As I watch him pause and gaze to the far peaks in thought, I think how, after the whir of the bush plane faded to leave us so alone together out here, and we hiked down the little creek canyon that first day past huge scat and the dragged bones of a moose, he announced our presence to potential bears with polite sentiments like, “Hello, grandmother,” and “We come in peace.” As I look at him, I think how there is nothing in the world but this wide river valley, these dinosaur mountains, and the two of us.
I’m astonished I used to think I could be with someone who isn’t adventurous.

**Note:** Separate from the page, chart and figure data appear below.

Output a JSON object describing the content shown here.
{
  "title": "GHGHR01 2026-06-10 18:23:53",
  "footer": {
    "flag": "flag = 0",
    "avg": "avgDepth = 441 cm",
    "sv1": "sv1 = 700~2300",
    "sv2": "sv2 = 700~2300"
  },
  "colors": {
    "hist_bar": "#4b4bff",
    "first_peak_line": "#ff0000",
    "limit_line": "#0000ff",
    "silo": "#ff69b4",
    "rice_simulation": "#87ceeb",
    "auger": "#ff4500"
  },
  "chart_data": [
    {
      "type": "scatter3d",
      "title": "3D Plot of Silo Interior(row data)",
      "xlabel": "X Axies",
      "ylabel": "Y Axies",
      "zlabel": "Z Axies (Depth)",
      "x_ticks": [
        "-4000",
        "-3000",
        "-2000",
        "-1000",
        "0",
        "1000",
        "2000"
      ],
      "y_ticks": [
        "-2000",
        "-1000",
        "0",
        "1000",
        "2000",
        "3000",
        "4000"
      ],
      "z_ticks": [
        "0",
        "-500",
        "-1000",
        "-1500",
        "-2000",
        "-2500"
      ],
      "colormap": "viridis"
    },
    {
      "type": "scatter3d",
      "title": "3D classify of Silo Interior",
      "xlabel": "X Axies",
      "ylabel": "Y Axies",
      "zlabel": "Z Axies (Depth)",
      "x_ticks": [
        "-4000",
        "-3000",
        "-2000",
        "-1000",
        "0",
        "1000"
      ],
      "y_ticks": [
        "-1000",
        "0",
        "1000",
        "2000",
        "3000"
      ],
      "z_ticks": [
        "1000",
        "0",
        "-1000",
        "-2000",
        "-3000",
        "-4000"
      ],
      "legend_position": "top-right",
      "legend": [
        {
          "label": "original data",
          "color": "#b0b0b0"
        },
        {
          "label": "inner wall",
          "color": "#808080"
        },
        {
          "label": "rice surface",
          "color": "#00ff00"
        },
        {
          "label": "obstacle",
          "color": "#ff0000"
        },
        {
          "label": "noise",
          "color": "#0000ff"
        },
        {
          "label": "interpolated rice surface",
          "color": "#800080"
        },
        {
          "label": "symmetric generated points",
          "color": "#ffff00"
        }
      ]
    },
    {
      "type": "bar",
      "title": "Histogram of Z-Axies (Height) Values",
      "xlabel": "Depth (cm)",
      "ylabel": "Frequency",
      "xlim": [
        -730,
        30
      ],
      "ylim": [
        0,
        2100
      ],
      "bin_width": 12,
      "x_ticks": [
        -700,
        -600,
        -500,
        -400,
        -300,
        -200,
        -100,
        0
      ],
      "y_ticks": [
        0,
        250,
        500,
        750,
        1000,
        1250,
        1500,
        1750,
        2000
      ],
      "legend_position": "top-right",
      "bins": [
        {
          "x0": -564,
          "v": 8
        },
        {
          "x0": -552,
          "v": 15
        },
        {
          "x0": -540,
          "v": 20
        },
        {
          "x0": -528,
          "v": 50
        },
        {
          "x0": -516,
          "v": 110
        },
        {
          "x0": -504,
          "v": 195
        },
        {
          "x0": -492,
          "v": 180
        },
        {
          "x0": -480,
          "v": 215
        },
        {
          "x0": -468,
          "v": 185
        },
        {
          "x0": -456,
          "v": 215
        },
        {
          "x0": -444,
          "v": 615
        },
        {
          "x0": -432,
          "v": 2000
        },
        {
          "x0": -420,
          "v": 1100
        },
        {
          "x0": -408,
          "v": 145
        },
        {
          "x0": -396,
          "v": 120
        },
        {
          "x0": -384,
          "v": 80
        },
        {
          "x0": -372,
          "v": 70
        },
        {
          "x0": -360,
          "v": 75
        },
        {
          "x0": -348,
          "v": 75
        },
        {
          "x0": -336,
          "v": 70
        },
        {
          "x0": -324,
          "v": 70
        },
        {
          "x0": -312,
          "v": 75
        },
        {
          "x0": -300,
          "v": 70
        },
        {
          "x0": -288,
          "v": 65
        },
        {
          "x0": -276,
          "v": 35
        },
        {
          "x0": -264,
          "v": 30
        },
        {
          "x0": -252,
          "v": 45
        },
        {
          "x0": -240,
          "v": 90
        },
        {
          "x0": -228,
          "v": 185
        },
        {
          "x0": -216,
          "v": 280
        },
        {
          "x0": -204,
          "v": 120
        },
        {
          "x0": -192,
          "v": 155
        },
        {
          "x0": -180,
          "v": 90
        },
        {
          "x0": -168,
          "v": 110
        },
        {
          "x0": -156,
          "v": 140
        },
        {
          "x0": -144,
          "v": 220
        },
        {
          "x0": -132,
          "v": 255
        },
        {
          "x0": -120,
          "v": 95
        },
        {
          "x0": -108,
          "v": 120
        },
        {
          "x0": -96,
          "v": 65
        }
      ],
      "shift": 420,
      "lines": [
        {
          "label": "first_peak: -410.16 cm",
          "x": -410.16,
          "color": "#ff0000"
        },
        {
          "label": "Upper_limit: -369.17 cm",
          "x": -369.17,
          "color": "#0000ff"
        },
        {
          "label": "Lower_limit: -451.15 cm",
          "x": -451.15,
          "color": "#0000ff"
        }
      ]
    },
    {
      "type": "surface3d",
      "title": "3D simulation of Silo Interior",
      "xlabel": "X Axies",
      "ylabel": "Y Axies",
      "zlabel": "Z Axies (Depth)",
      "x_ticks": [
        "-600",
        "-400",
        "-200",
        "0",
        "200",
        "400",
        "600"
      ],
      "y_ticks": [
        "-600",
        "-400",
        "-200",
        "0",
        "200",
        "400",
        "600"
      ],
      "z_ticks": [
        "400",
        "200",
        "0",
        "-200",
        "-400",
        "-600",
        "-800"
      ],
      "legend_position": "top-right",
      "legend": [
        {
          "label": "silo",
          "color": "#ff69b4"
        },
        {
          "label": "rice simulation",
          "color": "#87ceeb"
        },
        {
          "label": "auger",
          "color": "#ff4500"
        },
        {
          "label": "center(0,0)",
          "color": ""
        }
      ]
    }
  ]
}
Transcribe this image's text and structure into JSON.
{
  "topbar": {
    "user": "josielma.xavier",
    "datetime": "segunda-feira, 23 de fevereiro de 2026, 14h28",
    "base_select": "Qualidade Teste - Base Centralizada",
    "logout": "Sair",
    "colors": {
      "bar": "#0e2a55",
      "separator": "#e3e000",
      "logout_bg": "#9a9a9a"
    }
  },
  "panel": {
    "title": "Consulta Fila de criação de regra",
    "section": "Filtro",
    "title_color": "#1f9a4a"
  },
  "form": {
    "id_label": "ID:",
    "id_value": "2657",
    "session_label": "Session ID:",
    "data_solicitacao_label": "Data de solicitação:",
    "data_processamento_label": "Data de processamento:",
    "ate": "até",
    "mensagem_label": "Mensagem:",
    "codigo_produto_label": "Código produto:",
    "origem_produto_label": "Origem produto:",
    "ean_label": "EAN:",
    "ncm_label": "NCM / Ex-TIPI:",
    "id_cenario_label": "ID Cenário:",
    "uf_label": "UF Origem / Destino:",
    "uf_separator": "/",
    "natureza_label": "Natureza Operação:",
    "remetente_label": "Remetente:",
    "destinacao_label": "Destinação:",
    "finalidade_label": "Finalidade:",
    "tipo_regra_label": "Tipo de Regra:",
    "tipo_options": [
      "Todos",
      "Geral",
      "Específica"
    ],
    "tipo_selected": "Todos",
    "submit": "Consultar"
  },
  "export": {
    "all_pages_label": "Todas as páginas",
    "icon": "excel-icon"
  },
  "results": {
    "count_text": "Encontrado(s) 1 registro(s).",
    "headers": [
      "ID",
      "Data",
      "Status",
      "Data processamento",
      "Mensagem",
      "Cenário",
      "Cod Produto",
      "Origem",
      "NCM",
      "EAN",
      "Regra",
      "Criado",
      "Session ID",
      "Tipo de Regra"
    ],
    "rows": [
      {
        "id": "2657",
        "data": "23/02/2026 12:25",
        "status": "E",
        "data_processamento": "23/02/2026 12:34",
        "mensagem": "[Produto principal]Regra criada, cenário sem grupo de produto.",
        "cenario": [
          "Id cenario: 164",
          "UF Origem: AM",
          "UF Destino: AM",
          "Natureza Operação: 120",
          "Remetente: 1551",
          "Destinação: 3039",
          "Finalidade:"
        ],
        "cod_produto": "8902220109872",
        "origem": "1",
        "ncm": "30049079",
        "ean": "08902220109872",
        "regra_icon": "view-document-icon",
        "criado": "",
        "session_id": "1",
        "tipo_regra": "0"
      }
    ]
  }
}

Back in 2018, I wrote an essay for Adventure Journal claiming I could be happy dating a man who wasn’t adventurous. He met other needs, after all, like companionship and intellectual stimulation. He was ambitious (for a mountain town), funny, socially adept. But I could not, for the life of me, get him to play outside much with me. And even though I’d always pictured myself with a partner who wanted to explore the world, even though I looked wistfully at all the other relationships that embodied what I wanted—my sister and her husband hitchhiking on sailboats across the Pacific, two of my best friends embarking on a source-to-sea on the Colorado River—I told myself it didn’t matter. I’d surrounded myself with other people who could meet the adventure need.
I told myself, back then, that love isn’t about the most exciting or harrowing moments of experiencing the world and its cultures. Instead, love was a thousand ordinary weeknights, the sum of which can add up to happiness.
Shocker: that relationship didn’t work out.
I first met my now-husband, Ben, on a (failed) adventure when I was still living in Montana. It was a blind date of epic proportions: he invited me to climb a peak in Glacier National Park where he was working trail crew, we got lost, I didn’t handle it well, and we fell out of contact for years. (Yes, there’s more of a story there, maybe I’ll tell it sometime.)
We reunited—not long, relatively, after that unsuccessful relationship in which I tried to convince myself I didn’t need someone adventurous—over explorations. I was living in Revelstoke, B.C., at the time, and he in Whitefish, Montana. Every two weeks, we came together in either spot or somewhere in between. I fed him my northern landscape, the big newness and awesome potential of it all, the dark rainforest with ancient trees and the snowblind ridges unfurling to the Arctic (to here, to now). He fanned the dying embers of Montana’s gold hill horizons in me.
But there was a hitch. Ben liked to explore differently than I did. He loved a certain place, a remote cabin in a dark wood that he returned to year after year, while I always wanted the rush of newness. He moved most often on foot (over huge distances), and I preferred to mountain bike and run rivers. I accused him once, myopically, of not liking to take risks, in the absence of an ardent love affair with ski touring and a willingness to paddle whitewater that matched mine—and he reminded me that his form of risk is tracking mountain lions and wolves in below-freezing temperatures. He is always pointing out little wonders that I don’t see, hungry as I am for the wide lens of it all.
Though we sometimes don’t share the same modes of or desires in how to experience the natural world, I’ve come to realize that such an ongoing ability to teach each other things is a key element of a rich and successful love. And it comes from a shared value of exploring in the wild—which is as much a foundational value as kindness, morality, or any other principle that, if not shared, becomes a deal breaker.
From his station on the rock in the middle of the Arctic, my husband looked up at me and smiled, his dimple flashing, and my heart nearly stopped in the grace of the moment.
I’ve never wanted a thousand ordinary weeknights. I want this: a wild love.
Great piece! Ben sounds awesome.
I also love that you didn't need a mirror image of yourself adventure-wise. So good to have someone similar, but different. My wife balances me that way; she loves getting out, but notices the little bugs and moss and the changing seasons. I pull her to keep moving and she keeps me from blowing through the amazing things that the outdoors offers.
"He fanned the dying embers of Montana’s gold hill horizons in me." Ah! I just love your writing.